Rab McCullough, the great Belfast bluesman, used to play ‘Key to the Highway’ at the Empire Music Hall every Thursday night. There was a time when we wouldn’t miss it.
Once, determined to get my angsty teenage ramblings into Queen’s University’s student newspaper, The Gown, I approached Rab during a break in the set to see if I could grab a few words.
A gentle, shy soul, he graciously chatted away about his days on the scene and upcoming album. There was only one problem. Well, two. I was three sheets to the wind and, given the impromptu nature of the request, ended up having to scrawl some notes on a packet of Regal King Size that proved utterly indecipherable in the following morning’s haze.
Needless to say the interview didn’t see the light of day. It didn’t matter really - I just wanted to talk to him. Sadly he passed away in 2021, and the Empire will never feel quite the same without Rab.

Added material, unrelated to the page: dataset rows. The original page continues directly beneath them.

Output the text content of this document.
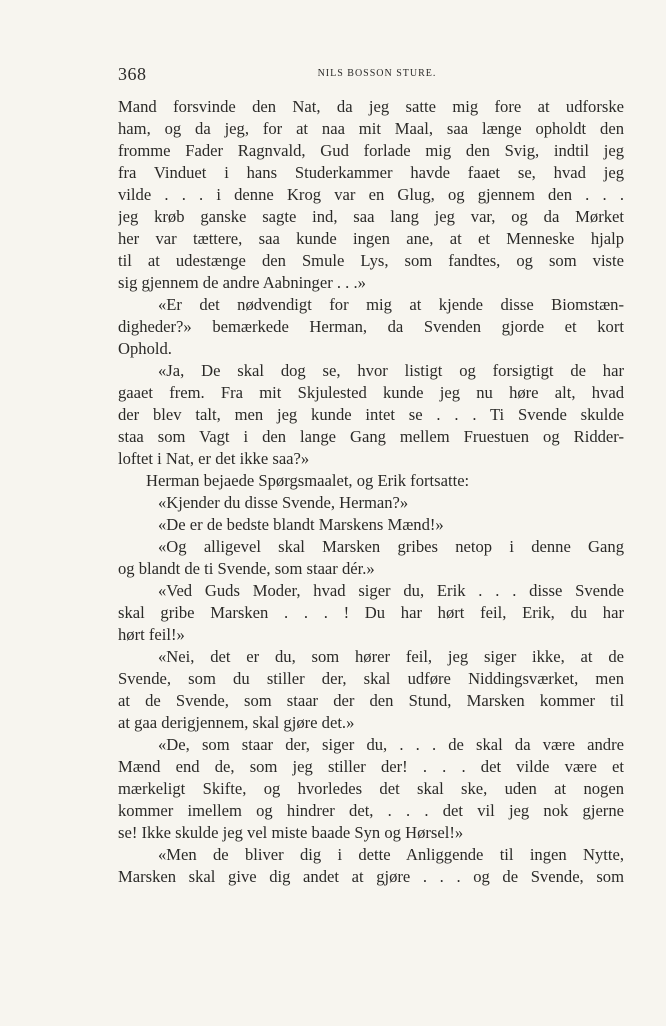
368	NILS BOSSON STURE.
Mand forsvinde den Nat, da jeg satte mig fore at udforske
ham, og da jeg, for at naa mit Maal, saa længe opholdt den
fromme Fader Ragnvald, Gud forlade mig den Svig, indtil jeg
fra Vinduet i hans Studerkammer havde faaet se, hvad jeg
vilde . . . i denne Krog var en Glug, og gjennem den . . .
jeg krøb ganske sagte ind, saa lang jeg var, og da Mørket
her var tættere, saa kunde ingen ane, at et Menneske hjalp
til at udestænge den Smule Lys, som fandtes, og som viste
sig gjennem de andre Aabninger . . .»
«Er det nødvendigt for mig at kjende disse Biomstæn-
digheder?» bemærkede Herman, da Svenden gjorde et kort
Ophold.
«Ja, De skal dog se, hvor listigt og forsigtigt de har
gaaet frem. Fra mit Skjulested kunde jeg nu høre alt, hvad
der blev talt, men jeg kunde intet se . . . Ti Svende skulde
staa som Vagt i den lange Gang mellem Fruestuen og Ridder-
loftet i Nat, er det ikke saa?»
Herman bejaede Spørgsmaalet, og Erik fortsatte:
«Kjender du disse Svende, Herman?»
«De er de bedste blandt Marskens Mænd!»
«Og alligevel skal Marsken gribes netop i denne Gang
og blandt de ti Svende, som staar dér.»
«Ved Guds Moder, hvad siger du, Erik . . . disse Svende
skal gribe Marsken . . . ! Du har hørt feil, Erik, du har
hørt feil!»
«Nei, det er du, som hører feil, jeg siger ikke, at de
Svende, som du stiller der, skal udføre Niddingsværket, men
at de Svende, som staar der den Stund, Marsken kommer til
at gaa derigjennem, skal gjøre det.»
«De, som staar der, siger du, . . . de skal da være andre
Mænd end de, som jeg stiller der! . . . det vilde være et
mærkeligt Skifte, og hvorledes det skal ske, uden at nogen
kommer imellem og hindrer det, . . . det vil jeg nok gjerne
se! Ikke skulde jeg vel miste baade Syn og Hørsel!»
«Men de bliver dig i dette Anliggende til ingen Nytte,
Marsken skal give dig andet at gjøre . . . og de Svende, som
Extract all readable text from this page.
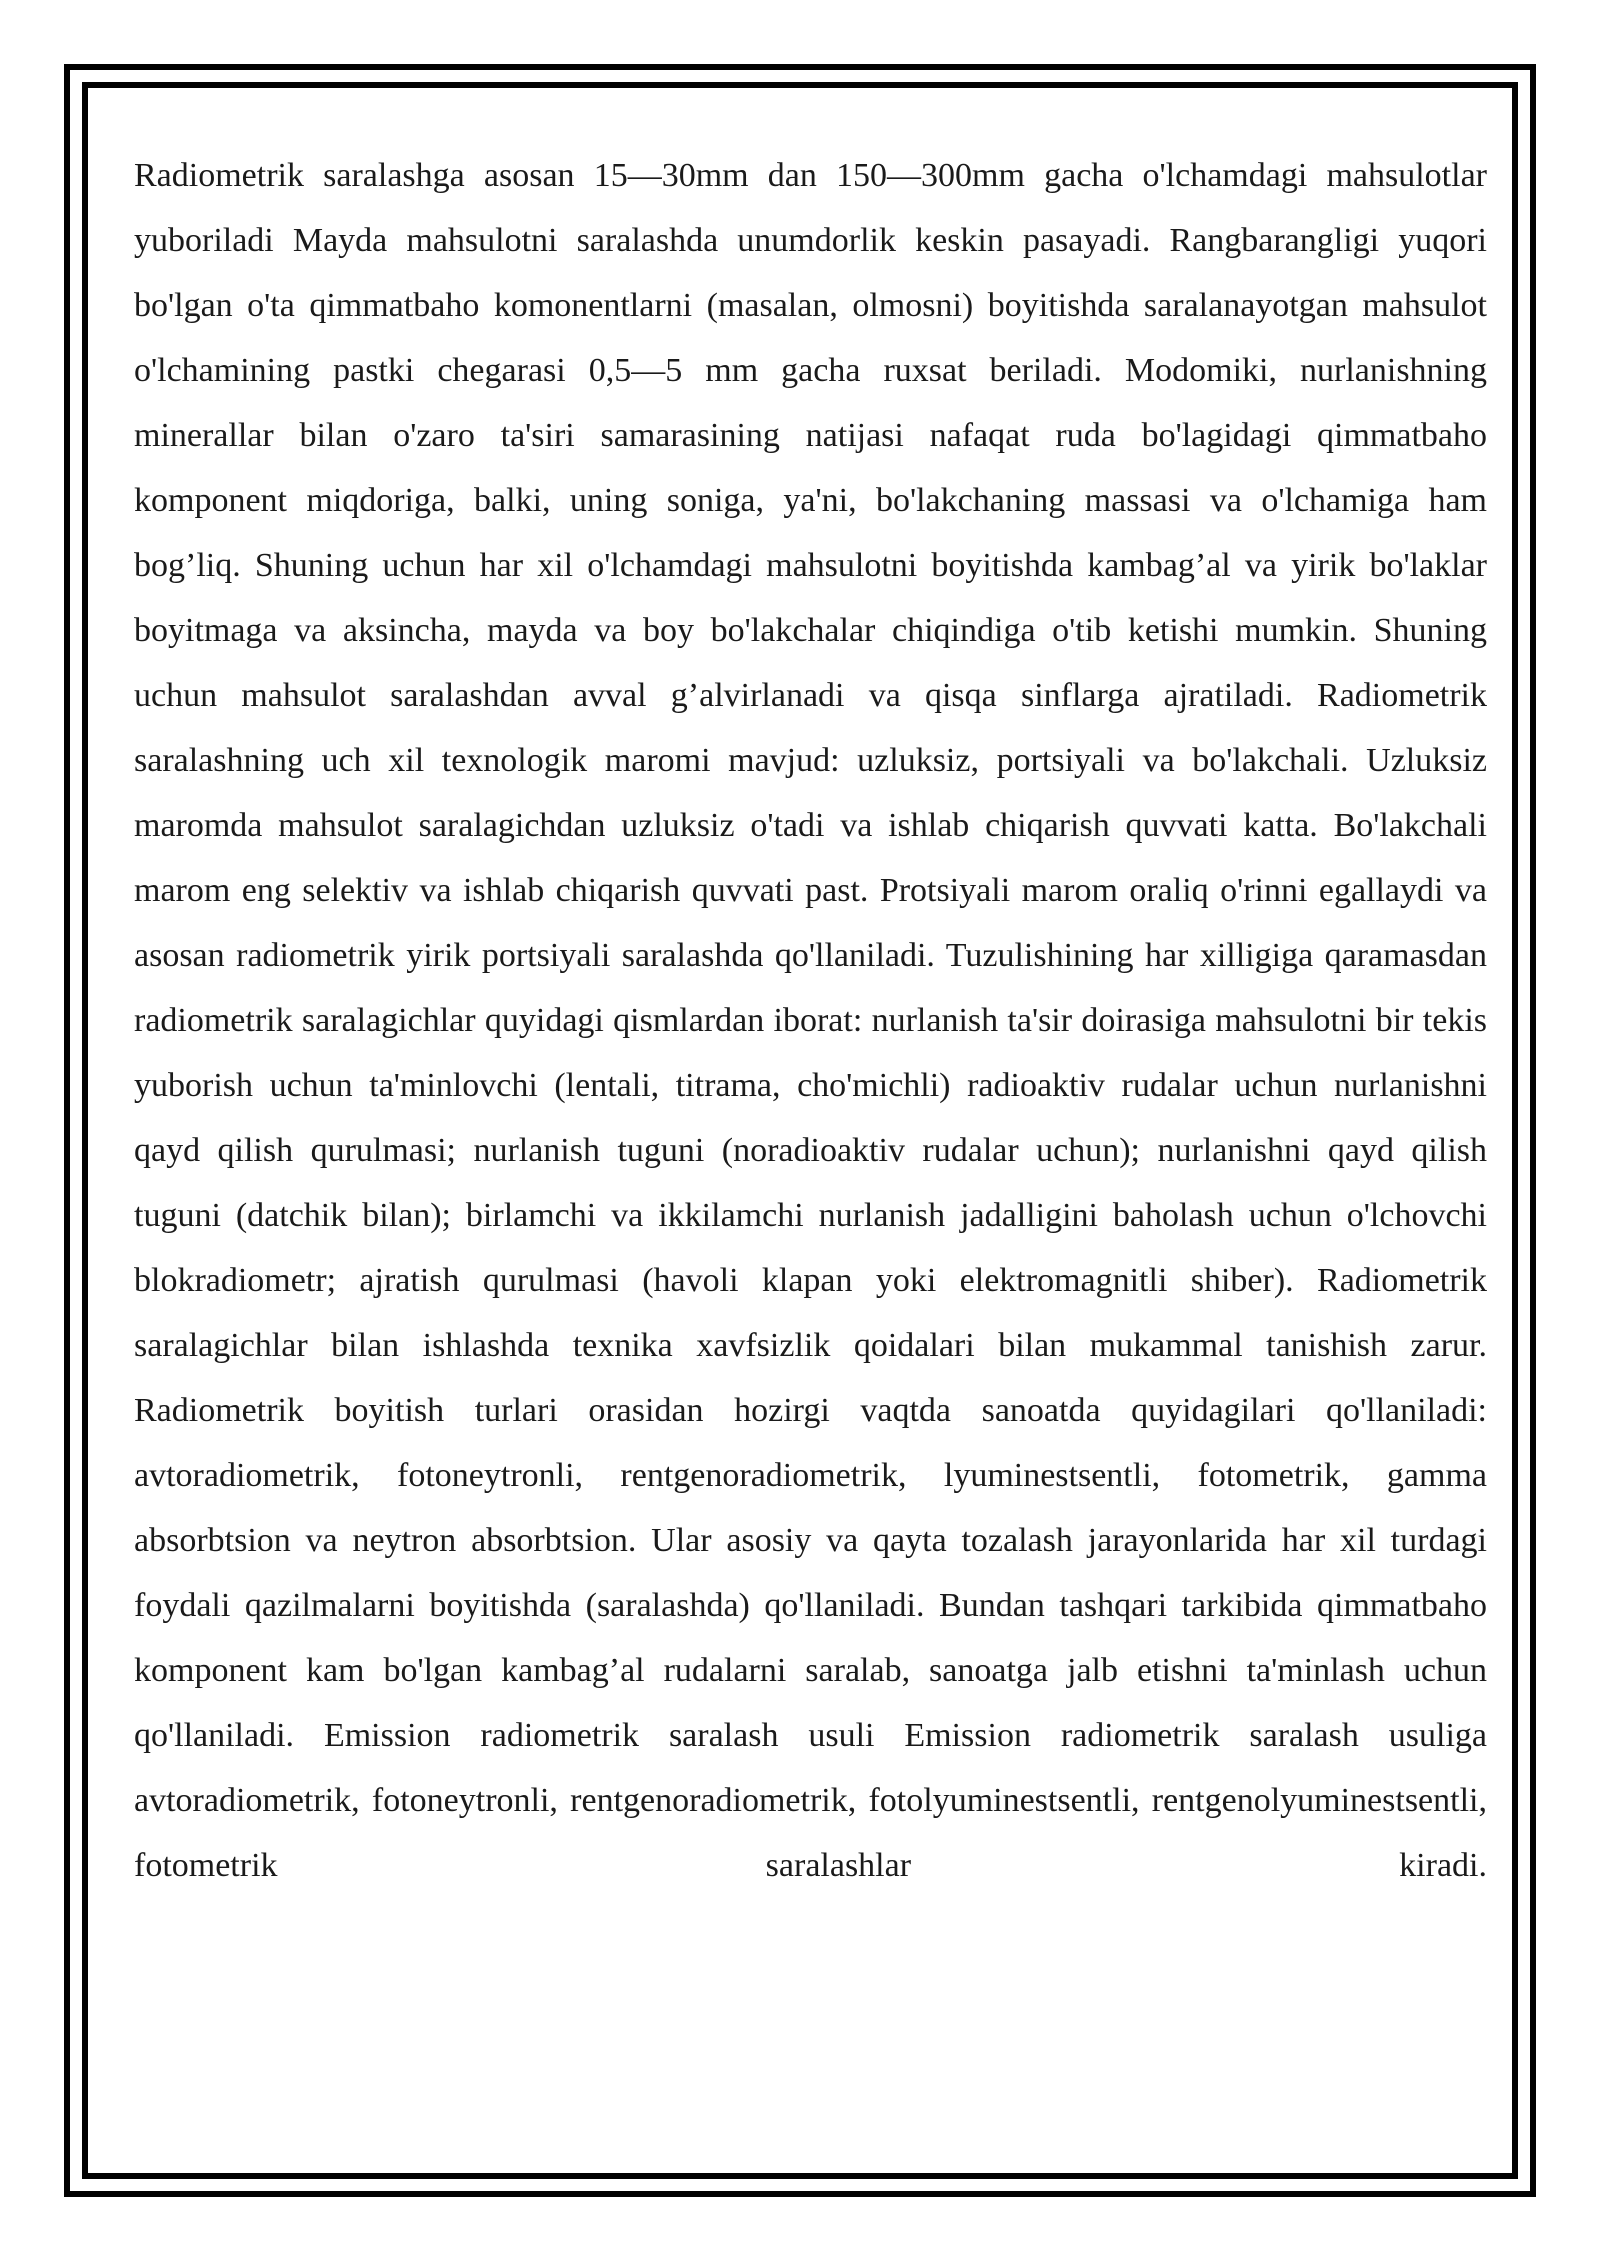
Radiometrik saralashga asosan 15—30mm dan 150—300mm gacha o'lchamdagi mahsulotlar yuboriladi Mayda mahsulotni saralashda unumdorlik keskin pasayadi. Rangbarangligi yuqori bo'lgan o'ta qimmatbaho komonentlarni (masalan, olmosni) boyitishda saralanayotgan mahsulot o'lchamining pastki chegarasi 0,5—5 mm gacha ruxsat beriladi. Modomiki, nurlanishning minerallar bilan o'zaro ta'siri samarasining natijasi nafaqat ruda bo'lagidagi qimmatbaho komponent miqdoriga, balki, uning soniga, ya'ni, bo'lakchaning massasi va o'lchamiga ham bog’liq. Shuning uchun har xil o'lchamdagi mahsulotni boyitishda kambag’al va yirik bo'laklar boyitmaga va aksincha, mayda va boy bo'lakchalar chiqindiga o'tib ketishi mumkin. Shuning uchun mahsulot saralashdan avval g’alvirlanadi va qisqa sinflarga ajratiladi. Radiometrik saralashning uch xil texnologik maromi mavjud: uzluksiz, portsiyali va bo'lakchali. Uzluksiz maromda mahsulot saralagichdan uzluksiz o'tadi va ishlab chiqarish quvvati katta. Bo'lakchali marom eng selektiv va ishlab chiqarish quvvati past. Protsiyali marom oraliq o'rinni egallaydi va asosan radiometrik yirik portsiyali saralashda qo'llaniladi. Tuzulishining har xilligiga qaramasdan radiometrik saralagichlar quyidagi qismlardan iborat: nurlanish ta'sir doirasiga mahsulotni bir tekis yuborish uchun ta'minlovchi (lentali, titrama, cho'michli) radioaktiv rudalar uchun nurlanishni qayd qilish qurulmasi; nurlanish tuguni (noradioaktiv rudalar uchun); nurlanishni qayd qilish tuguni (datchik bilan); birlamchi va ikkilamchi nurlanish jadalligini baholash uchun o'lchovchi blokradiometr; ajratish qurulmasi (havoli klapan yoki elektromagnitli shiber). Radiometrik saralagichlar bilan ishlashda texnika xavfsizlik qoidalari bilan mukammal tanishish zarur. Radiometrik boyitish turlari orasidan hozirgi vaqtda sanoatda quyidagilari qo'llaniladi: avtoradiometrik, fotoneytronli, rentgenoradiometrik, lyuminestsentli, fotometrik, gamma absorbtsion va neytron absorbtsion. Ular asosiy va qayta tozalash jarayonlarida har xil turdagi foydali qazilmalarni boyitishda (saralashda) qo'llaniladi. Bundan tashqari tarkibida qimmatbaho komponent kam bo'lgan kambag’al rudalarni saralab, sanoatga jalb etishni ta'minlash uchun qo'llaniladi. Emission radiometrik saralash usuli Emission radiometrik saralash usuliga avtoradiometrik, fotoneytronli, rentgenoradiometrik, fotolyuminestsentli, rentgenolyuminestsentli, fotometrik saralashlar kiradi.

Through Manorhamilton and Glenfarne, past the Rainbow Ballroom of Romance, out of Blacklion and into Belcoo, it’s The Band from here on home and memories of a magical mystery tour across America in the summer of ’96.
During his earlier days in Philadelphia my brother Aaron bought a dilapidated green Oldsmobile that was capable of ripening bananas in seconds due to a lack of air-conditioning, a foldable windscreen cover bearing the image of four scantily-clad women the only protection from the searing summer sun.
Mercifully it was replaced by a Chevy van that would have brought a cigar-chomping grin to Hannibal Smith’s face and, loaded up with a huge stack of CDs, we headed here, there and everywhere.
The Band’s steady rhythm backdropped every stretch of the journey, including a pilgrimage to Watkin’s Glen in upstate New York where an estimated 600,000 people came to see them, The Allman Brothers and The Grateful Dead in 1973.
The sound of gushing waterfalls, the narrow, winding gorge staring down at a sea of green, the spirit of adventure and a feeling of freedom like no other - it’s amazing where the road can lead when your mind is at the wheel.